Christmas with the family beneath the Christmas tree – this might not happen for about 40 mountaineers in Antarctica. For about a week now, several teams have been stuck in the base camp at the foot of the 4,852-metre-high Mount Vinson, the highest mountain of the continent. Severe storm with speeds of around 100 kilometers per hour and heavy snowfall have been preventing aircrafts from taking off or landing there for days. “We rationed the food for one warm meal a day,” writes Manuel Möller, with whom I was on an expedition to the 7,129-meter-high Kokodak Dome in 2014, where we succeeded the first ascent. Manuel had actually wanted to be home again on 21 December: “We are now prepared for still spending Christmas here.”

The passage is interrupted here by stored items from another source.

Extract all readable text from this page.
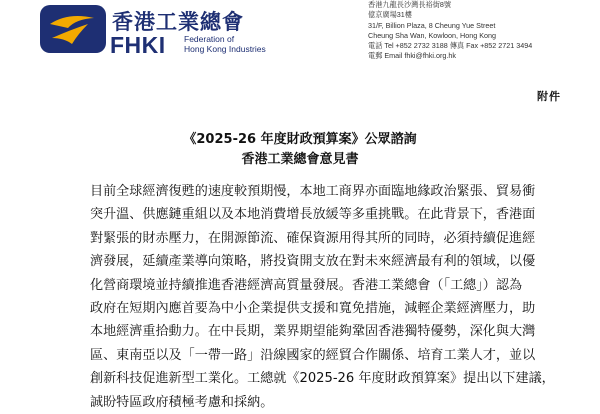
香港工業總會
FHKI Federation of
Hong Kong Industries
香港九龍長沙灣長裕街8號
億京廣場31樓
31/F, Billion Plaza, 8 Cheung Yue Street
Cheung Sha Wan, Kowloon, Hong Kong
電話 Tel +852 2732 3188 傳真 Fax +852 2721 3494
電郵 Email fhki@fhki.org.hk
附件
《2025-26 年度財政預算案》公眾諮詢
香港工業總會意見書
目前全球經濟復甦的速度較預期慢，本地工商界亦面臨地緣政治緊張、貿易衝
突升溫、供應鏈重組以及本地消費增長放緩等多重挑戰。在此背景下，香港面
對緊張的財赤壓力，在開源節流、確保資源用得其所的同時，必須持續促進經
濟發展，延續產業導向策略，將投資開支放在對未來經濟最有利的領域，以優
化營商環境並持續推進香港經濟高質量發展。香港工業總會（「工總」）認為
政府在短期內應首要為中小企業提供支援和寬免措施，減輕企業經濟壓力，助
本地經濟重拾動力。在中長期，業界期望能夠鞏固香港獨特優勢，深化與大灣
區、東南亞以及「一帶一路」沿線國家的經貿合作關係、培育工業人才，並以
創新科技促進新型工業化。工總就《2025-26 年度財政預算案》提出以下建議，
誠盼特區政府積極考慮和採納。
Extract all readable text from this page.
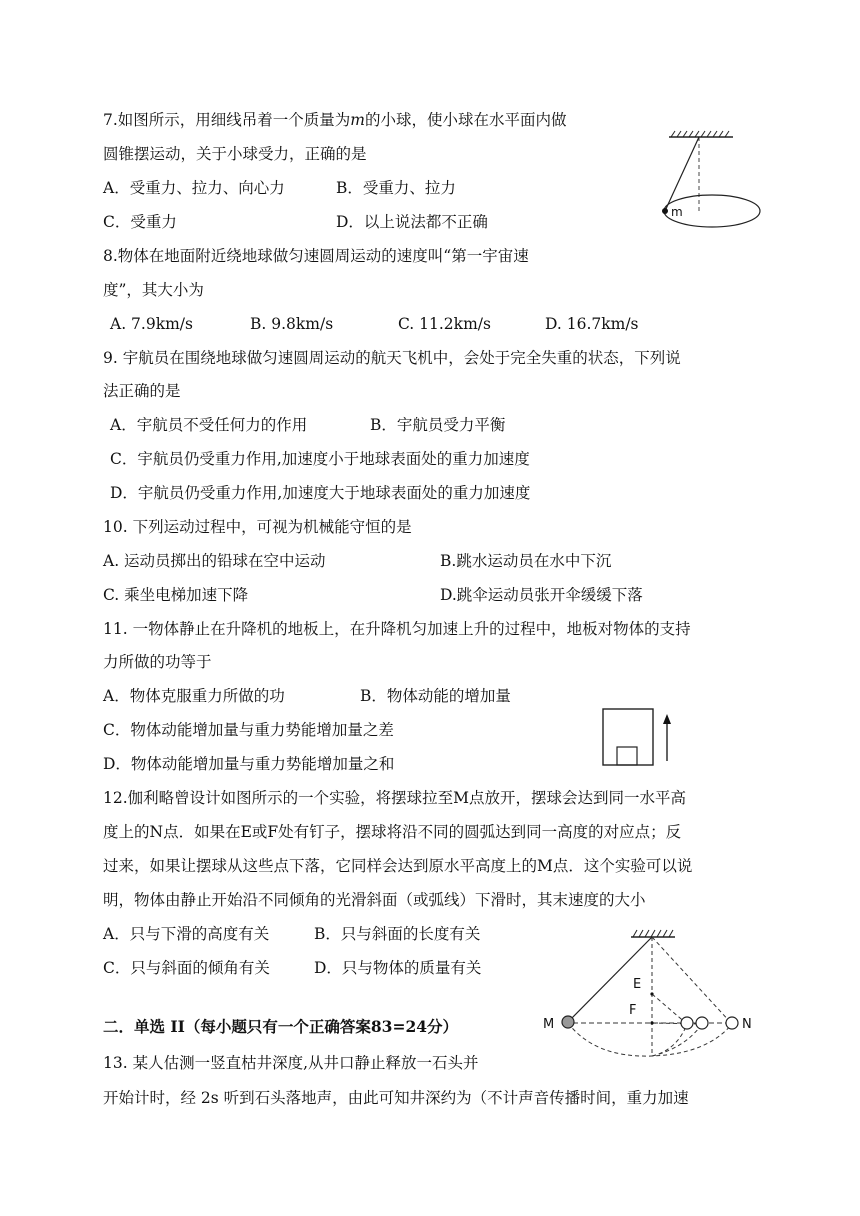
7.如图所示，用细线吊着一个质量为m的小球，使小球在水平面内做
圆锥摆运动，关于小球受力，正确的是
A．受重力、拉力、向心力	B．受重力、拉力
C．受重力	D．以上说法都不正确
m
8.物体在地面附近绕地球做匀速圆周运动的速度叫“第一宇宙速
度”，其大小为
A. 7.9km/s	B. 9.8km/s	C. 11.2km/s	D. 16.7km/s
9. 宇航员在围绕地球做匀速圆周运动的航天飞机中，会处于完全失重的状态，下列说
法正确的是
A．宇航员不受任何力的作用	B．宇航员受力平衡
C．宇航员仍受重力作用,加速度小于地球表面处的重力加速度
D．宇航员仍受重力作用,加速度大于地球表面处的重力加速度
10. 下列运动过程中，可视为机械能守恒的是
A. 运动员掷出的铅球在空中运动	B.跳水运动员在水中下沉
C. 乘坐电梯加速下降	D.跳伞运动员张开伞缓缓下落
11. 一物体静止在升降机的地板上，在升降机匀加速上升的过程中，地板对物体的支持
力所做的功等于
A．物体克服重力所做的功	B．物体动能的增加量
C．物体动能增加量与重力势能增加量之差
D．物体动能增加量与重力势能增加量之和
12.伽利略曾设计如图所示的一个实验，将摆球拉至M点放开，摆球会达到同一水平高
度上的N点．如果在E或F处有钉子，摆球将沿不同的圆弧达到同一高度的对应点；反
过来，如果让摆球从这些点下落，它同样会达到原水平高度上的M点．这个实验可以说
明，物体由静止开始沿不同倾角的光滑斜面（或弧线）下滑时，其末速度的大小
A．只与下滑的高度有关	B．只与斜面的长度有关
C．只与斜面的倾角有关	D．只与物体的质量有关
E
F
M	N
二．单选 II（每小题只有一个正确答案83=24分）
13. 某人估测一竖直枯井深度,从井口静止释放一石头并
开始计时，经 2s 听到石头落地声，由此可知井深约为（不计声音传播时间，重力加速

Turned around 150 meters below the summit

The Vinson Massif

Jürgen Landmann, who like Manuel belongs to the five-member team of the German expedition operator Amical alpin, writes on Facebook about a possible “mini good weather window” on 27 December: “Let’s hope that we get away from here then!” According to him, the team had to turn around 150 meters below the highest point during their summit attempt. One of the climbers suffered frostbite on her nose and cheek during the ascent, Manuel adds, “but things are looking better again”.  The team had good weather only on two out of ten days on the mountain, he says.

Mood in base camp still calm

“The season here is completely crazy,” writes Manuel. “The rangers said they’d never seen so much bad weather before. Yesterday there was 15 centimeters of fresh snow. Normally it snows here one centimeter a year.” The atmosphere in the base camp is calm despite the delay, says Manuel, adding that there is enough food for another two weeks, and petrol is still available too. “So there is no immediate danger of starving or dying of thirst,” reassures Manuel. “Nevertheless it is somehow stupid, since it is not foreseeable when the conditions will improve.” So keep your fingers crossed!